Quali conseguenze ebbe la fuga pompeiana?
Le conseguenze furono varie. Da un punto di vista strategico-militare, essa, a mio avviso, produsse un effetto contrario a ogni aspettativa di Pompeo. Il possidente del Piceno contava in primo luogo sull’appoggio dei municipia, i centri italici, per ottenere nuove leve. Ma chi avrebbe potuto sperare nella salvezza, dopo avere saputo dell’abbandono della stessa Urbe? A che scopo impegnarsi e sacrificarsi, dal momento che Cesare, nella sua discesa verso il sud, ‘perdonava’ tutti coloro che si arrendevano? Da un punto di vista istituzionale, invece, la fuga creò una situazione ampiamente voluta: da una parte Pompeo ebbe al suo seguito un senato lontano dai luoghi del potere e ormai docile, mentre Cesare, anche dopo il suo ingresso nell’Urbe, fece fatica a garantirsi una legittimità istituzionale. Ulteriore conseguenza, svolta decisiva rispetto alle precedenti guerre civili combattute da Silla e da Mario, fu – prima con la fuga nel meridione e poi con la fuga per nave dal porto di Brindisi verso l’Epiro – lo spostamento dello scontro dal centro alle periferie dell’impero: l’Italia e Roma restarono praticamente indenni.

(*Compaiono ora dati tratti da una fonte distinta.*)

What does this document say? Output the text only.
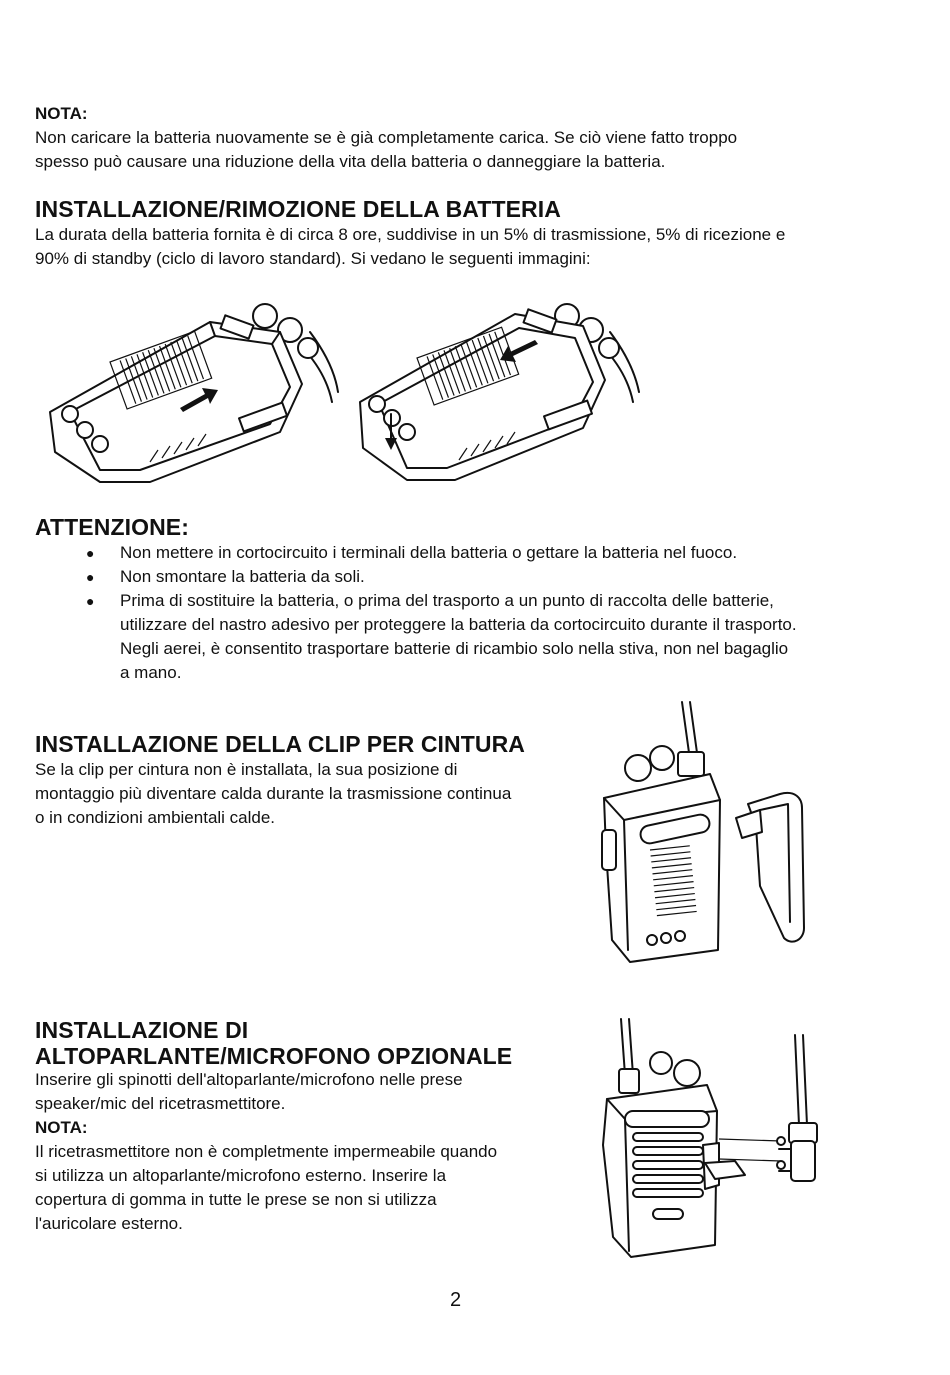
NOTA:
Non caricare la batteria nuovamente se è già completamente carica. Se ciò viene fatto troppo
spesso può causare una riduzione della vita della batteria o danneggiare la batteria.
INSTALLAZIONE/RIMOZIONE DELLA BATTERIA
La durata della batteria fornita è di circa 8 ore, suddivise in un 5% di trasmissione, 5% di ricezione e
90% di standby (ciclo di lavoro standard). Si vedano le seguenti immagini:
ATTENZIONE:
● Non mettere in cortocircuito i terminali della batteria o gettare la batteria nel fuoco.
● Non smontare la batteria da soli.
● Prima di sostituire la batteria, o prima del trasporto a un punto di raccolta delle batterie,
utilizzare del nastro adesivo per proteggere la batteria da cortocircuito durante il trasporto.
Negli aerei, è consentito trasportare batterie di ricambio solo nella stiva, non nel bagaglio
a mano.
INSTALLAZIONE DELLA CLIP PER CINTURA
Se la clip per cintura non è installata, la sua posizione di
montaggio più diventare calda durante la trasmissione continua
o in condizioni ambientali calde.
INSTALLAZIONE DI
ALTOPARLANTE/MICROFONO OPZIONALE
Inserire gli spinotti dell'altoparlante/microfono nelle prese
speaker/mic del ricetrasmettitore.
NOTA:
Il ricetrasmettitore non è completmente impermeabile quando
si utilizza un altoparlante/microfono esterno. Inserire la
copertura di gomma in tutte le prese se non si utilizza
l'auricolare esterno.
2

Cesare fu per i 5 anni successivi al Rubicone capo indiscusso di Roma, sino al suo brutale assassinio: cosa era definitivamente cambiato a Roma alla sua morte?
Formalmente poco, sostanzialmente molto. Poco, perché Cesare non ebbe il tempo di cambiare a fondo i meccanismi repubblicani e tantomeno concepire un potere che esulasse dalla propria persona. Molto, perché dopo la sua morte i congiurati pensarono che la repubblica si sarebbe rimessa in piedi con le proprie sole forze, ciò che invece non avvenne… ma questa è un’altra storia.